Of Mice and Men

John Steinbeck
Mercury Theatre Company, Colchester
(2005)

Publicity image

Of Mice and Men, Steinbeck's sixth novel, follows the fate of migrant workers George and Lennie over one long weekend in 1930s California. Those aspects that make it an ideal English GCSE text - the short timescale and extensive dialogue - are there because from the beginning Steinbeck saw this as a tale to be performed. His stage play won him the Drama Critics' Circle award, and the first film version followed hot on its heels in 1939. Over half a century later, Gary Sinise's movie, with himself as George and John Malkovitch as Lennie, won the approval of Steinbeck's widow.

This Mercury production of Steinbeck's stage play gets off to a great start with Jeremy Daker's splendid set, a perfect miniature of golden fields, dusty byways and pebbled stream. David Tarkenter brings to the character of George an uncompromising grit and toughness that strips all trace of sentiment from the relationship with his child-like companion, Lennie. This is a man doing what a man has to do, looking after a mentally disabled guy out of plain decency, and finding it hard. Victor Gardener's strong physique contrasts well with Tarkenter's wiry George, and if his performance of Lennie is often reminiscent of Malkovitch, with an occasional facial spasm from Frank Spencer, it is nevertheless powerful, sustained and affecting.

Mercifully, Michael Shaeffer doesn't attempt to give Slim, the jerkline skinner, those 'godlike' qualities Steinbeck emphasises in the novel; his gentle face and quiet manner subtly suggest a man of a different calibre from the others, and Lincoln James also brings a suffering dignity to the role of the black stable buck, Crooks.
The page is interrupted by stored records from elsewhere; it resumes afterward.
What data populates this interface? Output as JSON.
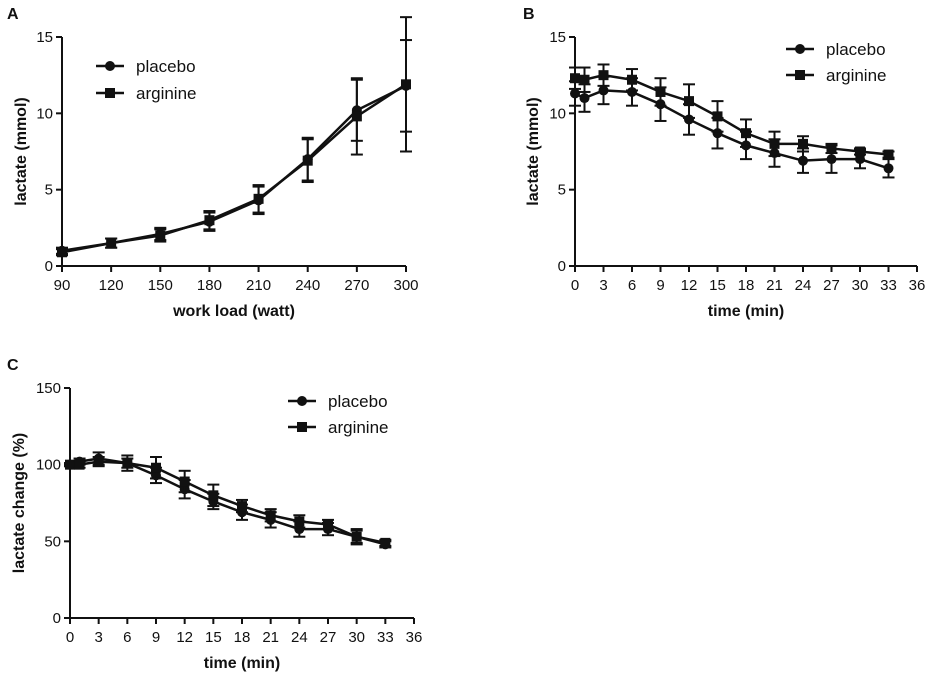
{
  "colors": {
    "ink": "#111111",
    "background": "#ffffff"
  },
  "chart_data": [
    {
      "id": "A",
      "type": "line",
      "panel_label": "A",
      "xlabel": "work load (watt)",
      "ylabel": "lactate (mmol)",
      "xlim": [
        90,
        300
      ],
      "ylim": [
        0,
        15
      ],
      "xticks": [
        90,
        120,
        150,
        180,
        210,
        240,
        270,
        300
      ],
      "yticks": [
        0,
        5,
        10,
        15
      ],
      "legend_position": "top-left",
      "x": [
        90,
        120,
        150,
        180,
        210,
        240,
        270,
        300
      ],
      "series": [
        {
          "name": "placebo",
          "marker": "circle",
          "values": [
            1.0,
            1.5,
            2.1,
            2.9,
            4.3,
            7.0,
            10.2,
            11.8
          ],
          "errors": [
            0.2,
            0.3,
            0.4,
            0.6,
            0.9,
            1.4,
            2.0,
            3.0
          ]
        },
        {
          "name": "arginine",
          "marker": "square",
          "values": [
            0.9,
            1.5,
            2.0,
            3.0,
            4.4,
            6.9,
            9.8,
            11.9
          ],
          "errors": [
            0.2,
            0.3,
            0.4,
            0.6,
            0.9,
            1.4,
            2.5,
            4.4
          ]
        }
      ]
    },
    {
      "id": "B",
      "type": "line",
      "panel_label": "B",
      "xlabel": "time (min)",
      "ylabel": "lactate (mmol)",
      "xlim": [
        0,
        36
      ],
      "ylim": [
        0,
        15
      ],
      "xticks": [
        0,
        3,
        6,
        9,
        12,
        15,
        18,
        21,
        24,
        27,
        30,
        33,
        36
      ],
      "yticks": [
        0,
        5,
        10,
        15
      ],
      "legend_position": "top-right",
      "x": [
        0,
        1,
        3,
        6,
        9,
        12,
        15,
        18,
        21,
        24,
        27,
        30,
        33
      ],
      "series": [
        {
          "name": "placebo",
          "marker": "circle",
          "values": [
            11.3,
            11.0,
            11.5,
            11.4,
            10.6,
            9.6,
            8.7,
            7.9,
            7.4,
            6.9,
            7.0,
            7.0,
            6.4
          ],
          "errors": [
            0.8,
            0.9,
            0.9,
            0.9,
            1.1,
            1.0,
            1.0,
            0.9,
            0.9,
            0.8,
            0.9,
            0.6,
            0.6
          ]
        },
        {
          "name": "arginine",
          "marker": "square",
          "values": [
            12.3,
            12.2,
            12.5,
            12.2,
            11.4,
            10.8,
            9.8,
            8.7,
            8.0,
            8.0,
            7.7,
            7.5,
            7.3
          ],
          "errors": [
            0.7,
            0.8,
            0.7,
            0.7,
            0.9,
            1.1,
            1.0,
            0.9,
            0.8,
            0.5,
            0.3,
            0.2,
            0.2
          ]
        }
      ]
    },
    {
      "id": "C",
      "type": "line",
      "panel_label": "C",
      "xlabel": "time (min)",
      "ylabel": "lactate change (%)",
      "xlim": [
        0,
        36
      ],
      "ylim": [
        0,
        150
      ],
      "xticks": [
        0,
        3,
        6,
        9,
        12,
        15,
        18,
        21,
        24,
        27,
        30,
        33,
        36
      ],
      "yticks": [
        0,
        50,
        100,
        150
      ],
      "legend_position": "top-right",
      "x": [
        0,
        1,
        3,
        6,
        9,
        12,
        15,
        18,
        21,
        24,
        27,
        30,
        33
      ],
      "series": [
        {
          "name": "placebo",
          "marker": "circle",
          "values": [
            100,
            102,
            104,
            101,
            93,
            84,
            76,
            69,
            64,
            58,
            58,
            53,
            48
          ],
          "errors": [
            1,
            2,
            4,
            5,
            5,
            6,
            5,
            5,
            5,
            5,
            4,
            4,
            2
          ]
        },
        {
          "name": "arginine",
          "marker": "square",
          "values": [
            100,
            100,
            102,
            101,
            98,
            89,
            80,
            73,
            67,
            63,
            61,
            53,
            49
          ],
          "errors": [
            1,
            2,
            3,
            3,
            7,
            7,
            7,
            4,
            4,
            4,
            3,
            5,
            2
          ]
        }
      ]
    }
  ]
}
During the scene in Crooks' room, a striking lighting effect from Guy Hoare, with characters approaching and speaking from within a narrow ray of light that slices through the darkness, is powerfully suggestive of the isolation of these characters, as are the stippled striations of light in the barn, when Lennie and Curley's wife share their deepest concerns, but are unable to hear or respond to each other.

Perhaps it was simple consideration for the eardrums of his actors that prompted director Nikolai Foster to place Lennie and George at opposite ends of the stage in the final moments of the play. Everything about the scene, though - George's reassuring last description of the dream farmhouse, and even the necessity of a point-blank gunshot to ensure Lennie's instant and painless death - demands that they be close together. From a distance of several yards, the terrified and heartbroken George would surely have missed.

Steinbeck's book and play explore, economically and powerfully, the nature of human isolation and broken dreams. It has as much to say about the America - and the world - of today as it does of the 1930s. This may be a simple tale, but it's one worth telling.